In Cheatham v. Hogan, 50 Wash. 465, 97 Pac. 499, 22 L. R. A. (N. S.) 951, the scaffold which had been originally erected by certain employees for their use in finishing a por*331tion of the building was afterwards adopted and used for other purposes by the owner whose foreman directed the plaintiff to go upon it. An examination of the facts involved in the Cheatham case will show that they materially differ from those of the Metzler case or the one now before us. In the Cheatham case, referring to the Metzler case, we said:

“But while this case- decides the law correctly on the facts shown, we think it has no bearing on a case like the one at bar.
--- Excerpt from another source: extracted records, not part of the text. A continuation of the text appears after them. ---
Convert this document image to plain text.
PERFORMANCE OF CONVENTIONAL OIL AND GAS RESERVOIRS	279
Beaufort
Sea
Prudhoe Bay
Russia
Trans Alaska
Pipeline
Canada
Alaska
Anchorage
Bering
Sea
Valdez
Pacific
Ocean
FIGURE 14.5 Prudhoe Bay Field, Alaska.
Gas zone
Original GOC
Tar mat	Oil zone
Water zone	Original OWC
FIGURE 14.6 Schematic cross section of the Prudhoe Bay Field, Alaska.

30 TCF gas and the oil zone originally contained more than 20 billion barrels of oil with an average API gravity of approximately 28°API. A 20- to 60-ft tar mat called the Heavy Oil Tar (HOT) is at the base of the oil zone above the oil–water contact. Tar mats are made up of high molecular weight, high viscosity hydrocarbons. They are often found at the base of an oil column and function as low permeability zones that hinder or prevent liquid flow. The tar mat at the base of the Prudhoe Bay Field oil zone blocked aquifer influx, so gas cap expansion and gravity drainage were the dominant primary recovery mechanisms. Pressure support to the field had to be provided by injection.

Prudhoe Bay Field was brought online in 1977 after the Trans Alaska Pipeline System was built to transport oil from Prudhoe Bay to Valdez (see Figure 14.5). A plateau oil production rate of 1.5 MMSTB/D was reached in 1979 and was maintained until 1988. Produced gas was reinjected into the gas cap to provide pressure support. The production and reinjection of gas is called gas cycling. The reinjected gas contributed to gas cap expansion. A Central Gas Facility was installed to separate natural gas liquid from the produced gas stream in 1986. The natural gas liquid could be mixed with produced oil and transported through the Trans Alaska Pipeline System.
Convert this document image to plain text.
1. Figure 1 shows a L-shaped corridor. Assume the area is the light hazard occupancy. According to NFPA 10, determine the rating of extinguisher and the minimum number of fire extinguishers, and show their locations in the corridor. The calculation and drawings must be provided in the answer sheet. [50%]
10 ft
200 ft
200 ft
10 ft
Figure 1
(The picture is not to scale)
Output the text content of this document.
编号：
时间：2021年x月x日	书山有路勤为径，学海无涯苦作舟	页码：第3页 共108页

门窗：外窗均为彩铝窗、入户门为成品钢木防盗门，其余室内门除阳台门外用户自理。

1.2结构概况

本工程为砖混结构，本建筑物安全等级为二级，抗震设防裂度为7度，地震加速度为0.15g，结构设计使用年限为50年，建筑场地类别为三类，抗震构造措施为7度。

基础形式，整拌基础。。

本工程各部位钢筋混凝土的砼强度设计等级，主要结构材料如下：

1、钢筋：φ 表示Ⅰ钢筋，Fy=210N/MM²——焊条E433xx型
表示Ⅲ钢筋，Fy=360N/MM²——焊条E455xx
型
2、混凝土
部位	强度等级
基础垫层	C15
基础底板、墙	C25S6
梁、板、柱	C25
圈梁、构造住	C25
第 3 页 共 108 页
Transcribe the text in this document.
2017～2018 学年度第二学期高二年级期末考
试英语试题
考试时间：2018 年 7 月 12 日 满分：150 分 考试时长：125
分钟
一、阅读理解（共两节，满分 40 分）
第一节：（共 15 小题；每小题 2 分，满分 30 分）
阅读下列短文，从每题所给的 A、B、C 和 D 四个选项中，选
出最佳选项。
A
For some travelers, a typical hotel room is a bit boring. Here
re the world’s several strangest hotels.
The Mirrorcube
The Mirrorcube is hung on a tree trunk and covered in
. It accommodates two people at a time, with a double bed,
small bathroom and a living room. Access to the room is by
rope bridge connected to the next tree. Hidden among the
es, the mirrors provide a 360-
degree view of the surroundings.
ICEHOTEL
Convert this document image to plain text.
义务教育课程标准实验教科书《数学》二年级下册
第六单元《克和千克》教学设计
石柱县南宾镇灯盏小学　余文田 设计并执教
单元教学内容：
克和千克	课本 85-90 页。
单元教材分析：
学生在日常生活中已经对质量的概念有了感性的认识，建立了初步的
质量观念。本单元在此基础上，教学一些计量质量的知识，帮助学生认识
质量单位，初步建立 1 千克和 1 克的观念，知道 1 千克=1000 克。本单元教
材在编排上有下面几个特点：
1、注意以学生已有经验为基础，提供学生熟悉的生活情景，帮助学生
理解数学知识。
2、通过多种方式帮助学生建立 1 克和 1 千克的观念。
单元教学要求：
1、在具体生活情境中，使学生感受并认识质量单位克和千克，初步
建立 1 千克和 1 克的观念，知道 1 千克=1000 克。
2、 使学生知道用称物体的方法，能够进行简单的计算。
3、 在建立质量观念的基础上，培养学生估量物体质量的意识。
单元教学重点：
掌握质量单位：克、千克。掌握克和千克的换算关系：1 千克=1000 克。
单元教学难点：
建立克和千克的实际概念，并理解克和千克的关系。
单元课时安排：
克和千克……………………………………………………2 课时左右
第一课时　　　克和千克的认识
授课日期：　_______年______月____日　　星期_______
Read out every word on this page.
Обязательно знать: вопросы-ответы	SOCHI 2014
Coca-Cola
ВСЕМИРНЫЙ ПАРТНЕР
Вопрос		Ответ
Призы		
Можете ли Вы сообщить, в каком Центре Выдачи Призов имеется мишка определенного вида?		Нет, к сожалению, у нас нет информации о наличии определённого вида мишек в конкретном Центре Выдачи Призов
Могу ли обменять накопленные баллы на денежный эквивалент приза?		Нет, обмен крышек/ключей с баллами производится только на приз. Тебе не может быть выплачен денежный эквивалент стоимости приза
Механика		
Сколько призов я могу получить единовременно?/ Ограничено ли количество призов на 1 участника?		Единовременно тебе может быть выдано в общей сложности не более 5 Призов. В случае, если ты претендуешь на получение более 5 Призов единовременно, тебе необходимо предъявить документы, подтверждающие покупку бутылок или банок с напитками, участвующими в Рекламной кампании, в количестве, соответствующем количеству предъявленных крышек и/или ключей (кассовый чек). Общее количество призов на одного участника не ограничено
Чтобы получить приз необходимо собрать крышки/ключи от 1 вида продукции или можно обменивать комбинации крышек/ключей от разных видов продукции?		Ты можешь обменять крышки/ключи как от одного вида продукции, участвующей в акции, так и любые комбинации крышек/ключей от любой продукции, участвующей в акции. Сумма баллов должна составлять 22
The rule undoubtedly is that a master who retains no supervision over the erection of a scaffold, and gives no direction in regard to it further than to direct that it be constructed, and provides suitable materials for its construction and intrusts the duty to skillful workmen, is not liable to one of the workmen who is injured by the falling of the scaffold because of insufficient construction—this, on the principle that the master is not responsible to the workmen who construct the scaffold nor to one who is engaged in a common employment with them in such a way as to be regarded as their fellow servant, for the sufficiency of their own work. But the rule has no application to a servant who did not construct the scaffold and who is not a fellow servant of the servant who did construct it.”

The undisputed evidence now before us shows that the appellant, with the carpenters who built the scaffold, was engaged in such a way as to be regarded as their fellow servant, although he, like the plaintiff in the Metzler case, was not present when and where the scaffold was built. In Cleary v. General Contracting Co., 53 Wash. 254, 101 Pac. 888, the doctrine of the Metzler case was held inapplicable when the injured plaintiff was a subcontractor for whose use the scaffold had been furnished by the defendant corporation, which had agreed, as a part of the contract of employment, to construct and furnish a safe scaffold for the plaintiff’s use. There is an utter absence of evidence here showing, or tending to show, any negligence on the part of the respondent in failing to discharge any duty which it owed the appellant.

The judgment is affirmed.

Rudkin, C. J., Mount, Parker, and Dunbar, JJ., concur.